Trains might seem like a mature technology with little room for improvement or expansion, since adding new rail lines is prohibitively expensive, as battles over the cost of the expansion of Amtrak service have shown. But researchers who study the matter say that making them fully autonomous could improve their safety and also significantly increase the amount of freight that can be carried on America’s rail network, by making more efficient use of it.
As the U.S. struggles with truck driver shortages and companies scratch their heads over how to meet their goals for slashing carbon emissions, trains—which are four to five times as efficient in energy used per mile as trucks—could be a two century-old technology whose time has come again.
I’ve written about the limitations impeding grand ambitions for self-driving cars. But trains have qualities that let them steer around those problems. Most important, trains are on tracks, which means an artificial intelligence train engineer doesn’t have to worry about issues affecting drivers of cars or trucks—no tailgating, lane changes, left turns against traffic, and so on.
“We think that trains are going to reach full autonomy faster than vehicles,” says Maxim A. Dulebenets, an assistant professor of civil engineering at Florida A&M University who recently published a broad review of the literature on autonomous trains. One reason: hundreds of passenger trains are operating autonomously in the world already, as part of city metro systems.
The first fully-autonomous subway train made its debut in Kobe, Japan in 1981, and the technology has proliferated ever since, spreading from Paris to New Delhi, and São Paulo to Vancouver. The world’s first fully autonomous freight train, which crosses the Australian outback, was put into regular service in 2019 by the mining company Rio Tinto. In January 2020, China commenced operation of a fully autonomous “bullet” train between Beijing and 2022 Winter Olympics host city Zhangjiakou.
A number of other trials of both passenger and freight autonomous trains are under way. Trials of a German-Dutch autonomous freight train serving the port of Rotterdam began this month. France’s national rail company is currently testing a train that could begin carrying passengers as early as 2023. In the U.S., an autonomous freight train system built by New York Air Brake was tested in the Colorado desert in 2019.

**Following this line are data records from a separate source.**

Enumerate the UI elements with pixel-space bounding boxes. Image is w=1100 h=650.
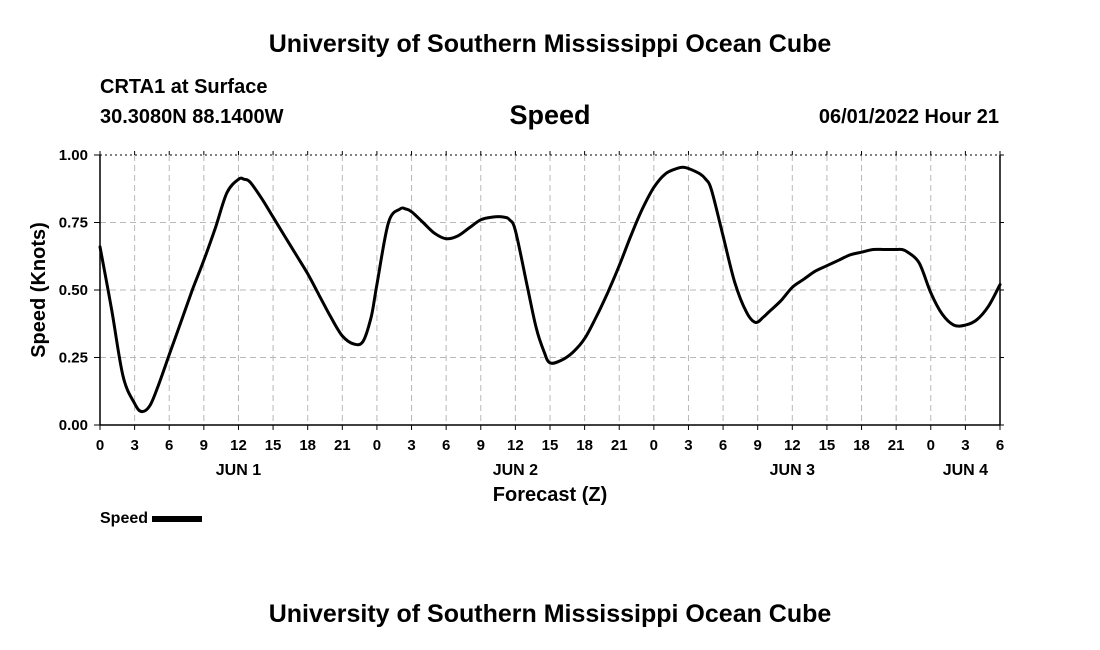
x-tick-label: 9 (477, 437, 485, 454)
day-label: JUN 3 (770, 462, 815, 479)
x-tick-label: 9 (200, 437, 208, 454)
y-tick-label: 0.75 (59, 215, 88, 232)
x-tick-label: 21 (888, 437, 905, 454)
legend: Speed (100, 510, 203, 528)
datetime-label: 06/01/2022 Hour 21 (818, 106, 999, 128)
x-tick-label: 18 (853, 437, 870, 454)
station-label: CRTA1 at Surface (100, 76, 268, 98)
axes (94, 151, 1004, 430)
x-tick-label: 0 (927, 437, 935, 454)
tick-labels: 0 3 6 9 12 15 18 21 0 3 6 9 12 15 18 21 0 3 6 9 12 15 18 21 0 3 6J… (59, 147, 1004, 479)
y-tick-label: 0.00 (59, 417, 88, 434)
legend-swatch (152, 516, 203, 522)
x-tick-label: 3 (961, 437, 969, 454)
y-tick-label: 0.25 (59, 350, 88, 367)
chart-title: Speed (509, 100, 591, 130)
x-axis-label: Forecast (Z) (493, 484, 607, 506)
x-tick-label: 6 (719, 437, 727, 454)
day-label: JUN 2 (493, 462, 538, 479)
x-tick-label: 12 (507, 437, 524, 454)
x-tick-label: 12 (230, 437, 247, 454)
x-tick-label: 3 (407, 437, 415, 454)
footer-title: University of Southern Mississippi Ocean… (268, 600, 832, 628)
x-tick-label: 3 (684, 437, 692, 454)
x-tick-label: 21 (611, 437, 628, 454)
speed-series-line (98, 165, 1002, 414)
legend-label: Speed (100, 510, 149, 527)
grid-lines (100, 154, 1000, 425)
x-tick-label: 0 (96, 437, 104, 454)
x-tick-label: 21 (334, 437, 351, 454)
x-tick-label: 6 (996, 437, 1004, 454)
y-tick-label: 1.00 (59, 147, 88, 164)
series-layer (98, 165, 1002, 414)
y-axis-label: Speed (Knots) (28, 222, 50, 358)
day-label: JUN 1 (216, 462, 261, 479)
x-tick-label: 15 (265, 437, 282, 454)
y-tick-label: 0.50 (59, 282, 88, 299)
x-tick-label: 3 (130, 437, 138, 454)
x-tick-label: 6 (165, 437, 173, 454)
x-tick-label: 9 (754, 437, 762, 454)
x-tick-label: 6 (442, 437, 450, 454)
page-title: University of Southern Mississippi Ocean… (268, 30, 832, 58)
x-tick-label: 15 (542, 437, 559, 454)
x-tick-label: 12 (784, 437, 801, 454)
x-tick-label: 0 (373, 437, 381, 454)
x-tick-label: 18 (299, 437, 316, 454)
location-label: 30.3080N 88.1400W (100, 106, 284, 128)
day-label: JUN 4 (943, 462, 988, 479)
x-tick-label: 0 (650, 437, 658, 454)
x-tick-label: 15 (819, 437, 836, 454)
x-tick-label: 18 (576, 437, 593, 454)
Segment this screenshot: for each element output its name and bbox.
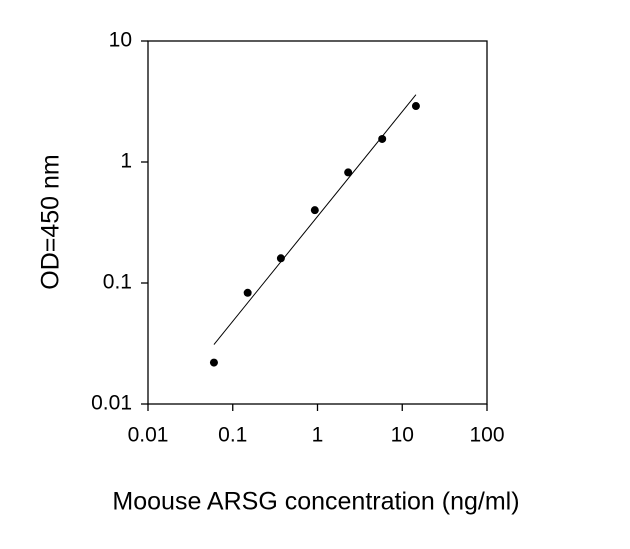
data-point bbox=[243, 288, 252, 297]
x-tick-label: 0.01 bbox=[128, 424, 169, 447]
y-tick-label: 10 bbox=[109, 29, 132, 52]
fit-line bbox=[213, 94, 417, 345]
x-axis-label: Moouse ARSG concentration (ng/ml) bbox=[112, 488, 519, 516]
y-tick-label: 1 bbox=[120, 150, 132, 173]
data-point bbox=[209, 358, 218, 367]
data-point bbox=[344, 168, 353, 177]
data-point bbox=[310, 206, 319, 215]
data-point bbox=[276, 254, 285, 263]
x-tick-label: 1 bbox=[312, 424, 324, 447]
x-tick-label: 100 bbox=[469, 424, 504, 447]
data-point bbox=[411, 102, 420, 111]
data-point bbox=[378, 134, 387, 143]
y-tick-label: 0.1 bbox=[103, 271, 132, 294]
plot-frame bbox=[147, 40, 488, 405]
x-tick-label: 10 bbox=[391, 424, 414, 447]
y-tick-label: 0.01 bbox=[91, 392, 132, 415]
x-tick-label: 0.1 bbox=[218, 424, 247, 447]
y-axis-label: OD=450 nm bbox=[37, 154, 65, 290]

A future of autonomous trains could mean putting a lot more freight onto America’s existing rail network without adding new lines, says Nalin Jain, group president of digital electronics at Wabtec, a Pittsburgh-based train-manufacturing company that traces its roots back more than 150 years. Existing and future technology allows trains to be longer, to run with less distance between them, and to be broken down and reconstituted at ports and rail yards in a more efficient fashion, he adds.